You don’t have to do that. I was just giving you your due as our resident archivist. :)

Chestnuts roasted by The Manimal @ 06/30/2007 2:53 AM


For those wondering: the kitty -Winston, btw, after my gradnfather who built the house I live in now- is home and doing well…he’s found a place to sleep -a kitchen chair- and was great when people came over earlier about not running or freaking out -well, to much anyway ;) . Now if he can be sure to find his box and food again, all will be well with the world….

Chestnuts roasted by Shuanfu @ 06/30/2007 2:58 AM


Reading these reminded me of my high school’s dress code. It basically said “you cannot do anything that is popular in today’s black youth culture” but one of the aspects was “no hats whatsoever.” (Others included no “grills”, no shirts with “gangster rappers,” (one kid wore a pair of pants covered with Tupac, Biggie, etc) and no sunglasses-in-hair because those are all gang symbols.

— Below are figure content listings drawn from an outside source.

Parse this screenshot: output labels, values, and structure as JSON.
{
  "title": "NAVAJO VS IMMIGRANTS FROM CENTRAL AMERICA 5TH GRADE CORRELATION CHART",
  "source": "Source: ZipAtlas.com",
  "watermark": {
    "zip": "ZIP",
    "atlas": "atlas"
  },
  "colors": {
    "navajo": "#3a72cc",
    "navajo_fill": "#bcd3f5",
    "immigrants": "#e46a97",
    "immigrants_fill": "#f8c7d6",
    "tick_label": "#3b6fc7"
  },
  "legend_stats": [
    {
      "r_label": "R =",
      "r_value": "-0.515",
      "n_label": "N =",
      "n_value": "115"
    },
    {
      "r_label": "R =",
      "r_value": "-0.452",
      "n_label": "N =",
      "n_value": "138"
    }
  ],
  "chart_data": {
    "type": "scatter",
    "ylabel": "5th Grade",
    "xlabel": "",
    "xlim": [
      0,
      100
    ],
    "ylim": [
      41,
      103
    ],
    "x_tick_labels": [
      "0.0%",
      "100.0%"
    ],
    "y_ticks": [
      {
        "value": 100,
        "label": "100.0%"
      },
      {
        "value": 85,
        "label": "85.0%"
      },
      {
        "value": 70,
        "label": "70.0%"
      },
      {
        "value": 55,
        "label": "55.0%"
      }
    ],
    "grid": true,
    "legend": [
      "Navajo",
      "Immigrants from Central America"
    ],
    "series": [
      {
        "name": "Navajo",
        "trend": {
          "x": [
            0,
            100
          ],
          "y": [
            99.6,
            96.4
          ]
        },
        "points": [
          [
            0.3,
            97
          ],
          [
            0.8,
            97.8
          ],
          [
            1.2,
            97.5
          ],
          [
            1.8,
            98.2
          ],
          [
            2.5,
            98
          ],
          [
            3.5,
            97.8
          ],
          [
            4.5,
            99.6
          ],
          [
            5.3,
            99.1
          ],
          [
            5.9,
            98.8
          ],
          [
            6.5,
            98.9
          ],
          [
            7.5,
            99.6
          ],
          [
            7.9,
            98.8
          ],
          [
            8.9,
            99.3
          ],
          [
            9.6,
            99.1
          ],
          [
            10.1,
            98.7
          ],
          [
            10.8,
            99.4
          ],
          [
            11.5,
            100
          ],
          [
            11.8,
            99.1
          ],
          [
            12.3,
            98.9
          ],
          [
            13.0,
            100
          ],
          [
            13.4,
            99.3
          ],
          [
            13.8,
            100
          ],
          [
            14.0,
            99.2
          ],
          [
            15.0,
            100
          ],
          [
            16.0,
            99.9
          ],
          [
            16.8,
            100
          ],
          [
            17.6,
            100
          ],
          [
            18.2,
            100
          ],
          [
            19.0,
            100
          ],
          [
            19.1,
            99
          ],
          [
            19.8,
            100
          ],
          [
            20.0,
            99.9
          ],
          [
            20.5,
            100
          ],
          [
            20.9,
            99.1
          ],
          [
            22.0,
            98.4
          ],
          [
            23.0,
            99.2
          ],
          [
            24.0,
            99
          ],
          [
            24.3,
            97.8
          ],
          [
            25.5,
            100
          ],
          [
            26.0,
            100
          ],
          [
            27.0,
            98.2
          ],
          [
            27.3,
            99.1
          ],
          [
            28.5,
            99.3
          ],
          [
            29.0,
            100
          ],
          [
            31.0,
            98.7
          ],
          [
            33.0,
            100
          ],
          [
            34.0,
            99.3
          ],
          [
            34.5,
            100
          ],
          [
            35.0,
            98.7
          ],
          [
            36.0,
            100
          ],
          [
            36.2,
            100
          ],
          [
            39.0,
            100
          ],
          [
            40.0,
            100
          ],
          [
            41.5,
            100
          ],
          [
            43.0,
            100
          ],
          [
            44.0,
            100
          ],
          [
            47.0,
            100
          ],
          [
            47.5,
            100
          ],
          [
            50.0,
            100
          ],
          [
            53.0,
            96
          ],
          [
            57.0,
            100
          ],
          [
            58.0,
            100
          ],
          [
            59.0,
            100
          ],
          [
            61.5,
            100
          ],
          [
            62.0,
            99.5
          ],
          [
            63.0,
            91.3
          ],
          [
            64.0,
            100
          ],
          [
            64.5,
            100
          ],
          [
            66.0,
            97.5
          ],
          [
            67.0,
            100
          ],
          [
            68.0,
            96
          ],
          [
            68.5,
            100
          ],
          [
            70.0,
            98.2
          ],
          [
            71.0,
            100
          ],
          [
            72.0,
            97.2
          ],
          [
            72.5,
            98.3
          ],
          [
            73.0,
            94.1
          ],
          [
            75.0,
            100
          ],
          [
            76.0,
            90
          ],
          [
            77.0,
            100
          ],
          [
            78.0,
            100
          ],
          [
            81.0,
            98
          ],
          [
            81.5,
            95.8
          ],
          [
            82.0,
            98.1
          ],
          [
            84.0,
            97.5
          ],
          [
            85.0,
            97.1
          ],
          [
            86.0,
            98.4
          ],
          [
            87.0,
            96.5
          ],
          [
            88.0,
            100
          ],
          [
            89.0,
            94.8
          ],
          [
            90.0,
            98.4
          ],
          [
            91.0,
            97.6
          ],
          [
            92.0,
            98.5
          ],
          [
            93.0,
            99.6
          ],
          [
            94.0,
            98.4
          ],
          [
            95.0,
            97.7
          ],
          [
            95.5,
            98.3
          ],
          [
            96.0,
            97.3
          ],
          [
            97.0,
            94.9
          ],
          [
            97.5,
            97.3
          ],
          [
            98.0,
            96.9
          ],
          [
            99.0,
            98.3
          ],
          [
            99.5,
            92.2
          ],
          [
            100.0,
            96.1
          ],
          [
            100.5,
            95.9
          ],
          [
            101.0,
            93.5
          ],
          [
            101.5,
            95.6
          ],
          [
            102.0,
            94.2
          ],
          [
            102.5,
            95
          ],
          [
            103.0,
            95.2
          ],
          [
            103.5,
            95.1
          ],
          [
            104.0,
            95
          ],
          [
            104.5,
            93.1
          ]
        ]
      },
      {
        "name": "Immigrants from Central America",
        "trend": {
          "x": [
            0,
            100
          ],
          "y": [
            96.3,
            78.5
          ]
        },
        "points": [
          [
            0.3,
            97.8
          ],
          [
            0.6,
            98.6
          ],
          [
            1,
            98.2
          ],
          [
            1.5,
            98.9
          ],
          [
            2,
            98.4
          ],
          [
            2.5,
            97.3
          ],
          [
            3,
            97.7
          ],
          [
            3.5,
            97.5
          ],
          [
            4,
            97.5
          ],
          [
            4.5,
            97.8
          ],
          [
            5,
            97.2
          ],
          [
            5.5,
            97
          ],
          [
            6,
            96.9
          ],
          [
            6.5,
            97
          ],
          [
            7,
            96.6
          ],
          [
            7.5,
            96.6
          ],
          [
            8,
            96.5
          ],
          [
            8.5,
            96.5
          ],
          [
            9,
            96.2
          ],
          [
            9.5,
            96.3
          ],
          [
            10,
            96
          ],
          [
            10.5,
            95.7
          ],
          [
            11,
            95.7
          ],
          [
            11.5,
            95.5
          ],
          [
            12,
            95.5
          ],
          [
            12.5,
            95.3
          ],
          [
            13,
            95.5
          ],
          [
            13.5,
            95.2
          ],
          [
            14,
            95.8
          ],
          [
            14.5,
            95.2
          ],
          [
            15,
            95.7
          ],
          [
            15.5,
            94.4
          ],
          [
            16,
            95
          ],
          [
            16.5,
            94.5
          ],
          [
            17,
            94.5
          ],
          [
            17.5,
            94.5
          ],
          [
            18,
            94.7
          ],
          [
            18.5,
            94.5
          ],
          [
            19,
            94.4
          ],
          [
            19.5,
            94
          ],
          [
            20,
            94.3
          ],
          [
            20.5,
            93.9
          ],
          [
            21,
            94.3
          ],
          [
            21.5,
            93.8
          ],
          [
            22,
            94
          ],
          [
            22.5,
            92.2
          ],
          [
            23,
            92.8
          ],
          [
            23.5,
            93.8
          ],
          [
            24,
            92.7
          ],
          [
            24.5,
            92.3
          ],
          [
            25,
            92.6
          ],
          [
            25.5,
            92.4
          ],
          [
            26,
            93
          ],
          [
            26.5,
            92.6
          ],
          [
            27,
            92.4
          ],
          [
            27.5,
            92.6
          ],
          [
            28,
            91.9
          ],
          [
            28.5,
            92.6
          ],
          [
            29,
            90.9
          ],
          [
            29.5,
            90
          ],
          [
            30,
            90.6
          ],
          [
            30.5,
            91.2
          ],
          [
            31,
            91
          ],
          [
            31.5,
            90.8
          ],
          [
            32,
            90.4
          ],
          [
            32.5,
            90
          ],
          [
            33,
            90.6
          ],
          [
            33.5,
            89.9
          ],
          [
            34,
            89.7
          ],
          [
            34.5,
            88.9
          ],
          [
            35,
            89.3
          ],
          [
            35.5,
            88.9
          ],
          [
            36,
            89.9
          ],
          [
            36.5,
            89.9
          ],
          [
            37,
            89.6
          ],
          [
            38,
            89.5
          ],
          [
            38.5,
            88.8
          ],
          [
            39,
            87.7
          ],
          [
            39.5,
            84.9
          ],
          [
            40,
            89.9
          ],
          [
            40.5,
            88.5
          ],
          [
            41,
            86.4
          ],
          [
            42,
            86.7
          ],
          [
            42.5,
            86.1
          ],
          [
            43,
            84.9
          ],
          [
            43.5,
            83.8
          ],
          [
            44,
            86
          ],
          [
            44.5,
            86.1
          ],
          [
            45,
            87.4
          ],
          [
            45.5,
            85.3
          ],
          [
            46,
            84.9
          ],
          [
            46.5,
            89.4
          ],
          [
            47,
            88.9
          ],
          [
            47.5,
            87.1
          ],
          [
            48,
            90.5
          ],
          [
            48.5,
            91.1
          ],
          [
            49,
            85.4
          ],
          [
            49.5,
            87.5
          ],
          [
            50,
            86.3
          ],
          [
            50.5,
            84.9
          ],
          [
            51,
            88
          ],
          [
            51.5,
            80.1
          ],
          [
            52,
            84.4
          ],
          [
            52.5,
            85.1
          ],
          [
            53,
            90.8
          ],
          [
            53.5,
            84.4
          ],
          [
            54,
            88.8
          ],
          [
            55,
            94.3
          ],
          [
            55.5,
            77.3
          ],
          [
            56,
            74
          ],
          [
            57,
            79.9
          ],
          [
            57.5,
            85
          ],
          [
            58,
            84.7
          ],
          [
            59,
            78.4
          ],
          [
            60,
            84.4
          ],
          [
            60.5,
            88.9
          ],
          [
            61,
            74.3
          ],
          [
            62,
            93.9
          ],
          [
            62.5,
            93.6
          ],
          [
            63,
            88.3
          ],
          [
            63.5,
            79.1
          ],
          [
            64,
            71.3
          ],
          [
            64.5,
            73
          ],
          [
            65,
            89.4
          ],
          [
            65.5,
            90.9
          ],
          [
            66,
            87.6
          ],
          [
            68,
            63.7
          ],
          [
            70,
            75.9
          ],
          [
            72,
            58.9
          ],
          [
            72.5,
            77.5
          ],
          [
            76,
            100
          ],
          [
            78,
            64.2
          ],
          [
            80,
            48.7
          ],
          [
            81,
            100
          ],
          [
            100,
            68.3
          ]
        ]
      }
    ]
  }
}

That last one just doesn’t seem very gangster…) Sadly, this hat ban included Pep Rally days. For me, Pep Rallies on Fridays were the only days where you could come to school dressed like a commando, a riot cop (on hippie day, no less), a stereotyped nerd (which was removed because my school’s one stereotypical nerd was offended. Funny thing about it was that he won homecoming king. He didn’t realize it was a joke.), a Halloween costume (Matt, you’re the only one with access to who I dressed up as since you’re the only one who can read my e-mail addy from here), or a celebrity. Celebrity day got me going: I needed a celebrity that nobody else would think of and I had just the one – Charlie Chaplin. Of course, when it came to gathering the components of the costume, I was stuck since we weren’t allowed to wear hats and we weren’t allowed to have mustaches, or at least not Charlie Chaplin/Hitler mustaches. So I just didn’t dress up. Man, and I really wanted to get that hat…

Too many parentheses, I know, I know.

Chestnuts roasted by Ben @ 06/30/2007 3:00 AM


I used to have Donald Duck hat which had his face on the cap, and his bill for the cap’s bill. I wore that on hat day for a couple years around 1st and 2nd grades.